Centeno apela à “redução da pressão dos investimentos especulativos no curto prazo”

Na conferência anual organizada pela CMVM, em Lisboa, o ministro das Finanças diz que a sustentabilidade tem de estar no topo da agenda do setor financeiro.

O investimento sustentável deve ser uma prioridade, que poderá gerar ganhos numa estratégia de longo prazo, segundo defendeu o ministro das Finanças, na conferência anual organização pela Comissão do Mercado de Valores Mobiliários (CMVM), que se realiza esta sexta-feira em Lisboa, com o tema “Sustainable Finance: The Road Ahead”. Em sentido contrário, Mário Centeno alertou para o impacto que a sustentabilidade tem na estabilidade do sistema financeiro.

O ambiente é um dos focos do investimento sustentável e a dimensão mais visível, de acordo com Centeno. “Entre 2007 e 2016, os custos económicos com eventos climatéricos extremos aumentaram 86%. Foram 117 mil milhões de euros, só em 2017, e o aumento dos desastres naturais vai afetar o setor segurador”, alertou o ministro. “Mas este não é um problema exclusivo do setor segurador”.

Para Centeno, este é apenas um exemplo de como “a sustentabilidade pode afetar a estabilidade financeira”. Defendeu que uma economia mais verde e mais sustentável será a chave para cumprir o Acordo de Paris. O tratado sobre mudanças climáticas assinado em 2015 aponta medidas de redução de emissão dióxido de carbono a nível global e irá implicar um investimento de 180 mil milhões de euros nas próximas duas a três décadas.

Neste campo, Centeno apontou para o papel dos vários intervenientes. Do lado dos Estados, lembrou que a União Europeia adotou um plano de ação para as finanças sustentáveis que visa ligar o setor financeiro às necessidades da Europa e da economia em geral, nomeadamente no que diz respeito ao caminho para uma economia circular mais eficiência e com menos desperdício.

Privados e reguladores chamados a entrar no tema

A grande crítica do ministro das Finanças prende-se com a urgência dos ganhos financeiros em detrimento da sustentabilidade de longo prazo. “Algumas das atuais práticas, privilegiam ganhos elevados e de curto prazo. É necessária uma redução da pressão dos investimentos especulativos no curto prazo”, disse.
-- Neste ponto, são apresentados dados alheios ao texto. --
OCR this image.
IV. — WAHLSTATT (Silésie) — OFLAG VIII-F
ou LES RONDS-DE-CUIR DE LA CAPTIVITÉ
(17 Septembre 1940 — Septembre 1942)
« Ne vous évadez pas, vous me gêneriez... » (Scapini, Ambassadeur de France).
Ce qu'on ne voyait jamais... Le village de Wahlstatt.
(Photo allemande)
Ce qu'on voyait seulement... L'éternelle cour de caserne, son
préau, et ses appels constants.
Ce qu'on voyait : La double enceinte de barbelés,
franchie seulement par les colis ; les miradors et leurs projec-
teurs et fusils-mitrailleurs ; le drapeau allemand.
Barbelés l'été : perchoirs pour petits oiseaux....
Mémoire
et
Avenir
Incentivou, por isso, os intermediários financeiros a assegurarem que projetos verdes têm investimento para avançarem e referiu que o tempo é o fator essencial no processo de tomada de decisão. “A segunda maior crise do nosso sistema financeiro deu-se porque encurtámos os tempos, o que aumenta o risco e a desigualdade. Temos que evitar que volte a acontecer. É uma matéria de cidadania”, disse Centeno.

“Se os intermediários financeiros querem servir melhor os clientes, o investimento sustentável tem de estar no topo das possibilidades. Ignorar o fator sustentabilidade pode prejudicar a rendibilidade de longo prazo”, sublinhou.
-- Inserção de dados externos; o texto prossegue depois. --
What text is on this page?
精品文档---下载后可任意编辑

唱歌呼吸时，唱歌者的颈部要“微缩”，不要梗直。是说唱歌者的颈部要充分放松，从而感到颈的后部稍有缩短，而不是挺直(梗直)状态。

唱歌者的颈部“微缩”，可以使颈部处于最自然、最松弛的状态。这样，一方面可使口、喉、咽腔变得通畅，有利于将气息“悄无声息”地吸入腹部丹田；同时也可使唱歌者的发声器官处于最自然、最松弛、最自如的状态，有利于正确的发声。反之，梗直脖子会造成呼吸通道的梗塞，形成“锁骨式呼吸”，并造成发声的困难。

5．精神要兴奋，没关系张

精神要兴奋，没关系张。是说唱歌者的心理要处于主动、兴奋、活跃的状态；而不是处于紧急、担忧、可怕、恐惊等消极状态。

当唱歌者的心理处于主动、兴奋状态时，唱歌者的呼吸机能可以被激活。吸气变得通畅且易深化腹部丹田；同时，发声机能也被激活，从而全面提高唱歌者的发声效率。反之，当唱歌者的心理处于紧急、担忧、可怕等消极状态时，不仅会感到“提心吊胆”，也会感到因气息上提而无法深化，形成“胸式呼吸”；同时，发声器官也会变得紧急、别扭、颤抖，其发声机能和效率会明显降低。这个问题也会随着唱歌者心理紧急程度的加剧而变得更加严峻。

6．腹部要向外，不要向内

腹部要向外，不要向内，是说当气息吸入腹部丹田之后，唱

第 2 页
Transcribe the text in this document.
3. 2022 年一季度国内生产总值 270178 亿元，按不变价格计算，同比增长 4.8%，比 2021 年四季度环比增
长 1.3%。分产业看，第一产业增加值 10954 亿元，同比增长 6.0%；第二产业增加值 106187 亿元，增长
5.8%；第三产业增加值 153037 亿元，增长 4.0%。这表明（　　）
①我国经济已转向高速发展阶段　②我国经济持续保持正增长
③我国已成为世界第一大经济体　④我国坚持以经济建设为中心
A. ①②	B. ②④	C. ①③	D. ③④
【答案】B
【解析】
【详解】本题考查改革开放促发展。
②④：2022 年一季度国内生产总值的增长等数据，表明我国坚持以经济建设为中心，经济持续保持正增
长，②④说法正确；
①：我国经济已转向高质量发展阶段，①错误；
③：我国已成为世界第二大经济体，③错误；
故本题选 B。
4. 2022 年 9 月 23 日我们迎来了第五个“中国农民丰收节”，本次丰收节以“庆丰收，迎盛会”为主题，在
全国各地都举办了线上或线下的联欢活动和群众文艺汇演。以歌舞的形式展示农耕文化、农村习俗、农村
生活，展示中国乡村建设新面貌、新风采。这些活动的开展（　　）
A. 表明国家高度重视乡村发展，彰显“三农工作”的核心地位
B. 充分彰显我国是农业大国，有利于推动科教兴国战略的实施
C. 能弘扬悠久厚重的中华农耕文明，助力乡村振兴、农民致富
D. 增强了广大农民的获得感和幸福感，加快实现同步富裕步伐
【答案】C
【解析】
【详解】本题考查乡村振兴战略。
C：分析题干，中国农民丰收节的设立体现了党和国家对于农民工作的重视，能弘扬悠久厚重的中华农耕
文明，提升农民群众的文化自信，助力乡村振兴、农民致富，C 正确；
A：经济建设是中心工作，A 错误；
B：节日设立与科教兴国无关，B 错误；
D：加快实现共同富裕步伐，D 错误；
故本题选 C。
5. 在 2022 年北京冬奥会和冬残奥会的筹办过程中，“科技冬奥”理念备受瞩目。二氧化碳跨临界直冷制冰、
No entanto, as responsabilidades vão além dos governos. “É um desafio para o qual empresas têm um contributo a dar. Muito do investimento [para a economia circular] terá de ser feito pelo privado”, afirmou o ministro das Finanças. Já para o supervisor, Centeno alertou que é necessário prevenir o uso abusivo da marca verde, mas também aumentar a consciência dos investidores sem esquecer os fatores sociais e de governação.

A CMVM concorda que a tendência irá marcar o investimento no futuro e que em breve o sistema financeiro será conduzido por uma nova geração comprometida com valores de sustentabilidade e com tendência para valorizar, em todas as escolhas, opções verdes ou de impacto social, segundo explicou a presidente da comissão, Gabriela Figueiredo, na abertura do evento.

“Estamos já a ser chamados a intervir, enquanto reguladores e supervisores, através da participação empenhada na construção do direito europeu nesta matéria e da sua incorporação e implementação a nível nacional, incluindo na supervisão. Com a missão principal, nesta fase, de eliminar o risco de branqueamento de práticas negativas por via das finanças sustentáveis e assegurar que a informação que chega ao mercado nesta matéria é rigorosa e credível”, afirmou a presidente da CMVM.

Regulador lança consulta pública sobre investimento sustentável

A Comissão Europeia está a trabalhar na criação de regras uniformes sobre a informação não-financeira das empresas de grande dimensão, que estão já a ser objeto da supervisão da CMVM após a sua adoção em Portugal. Propôs também três regulamentos europeus que visam disciplinar, entre outros aspetos, a divulgação pelos investidores institucionais de informação sobre o modo como os riscos ambientais, sociais e de governo são considerados no processo e decisão de investir.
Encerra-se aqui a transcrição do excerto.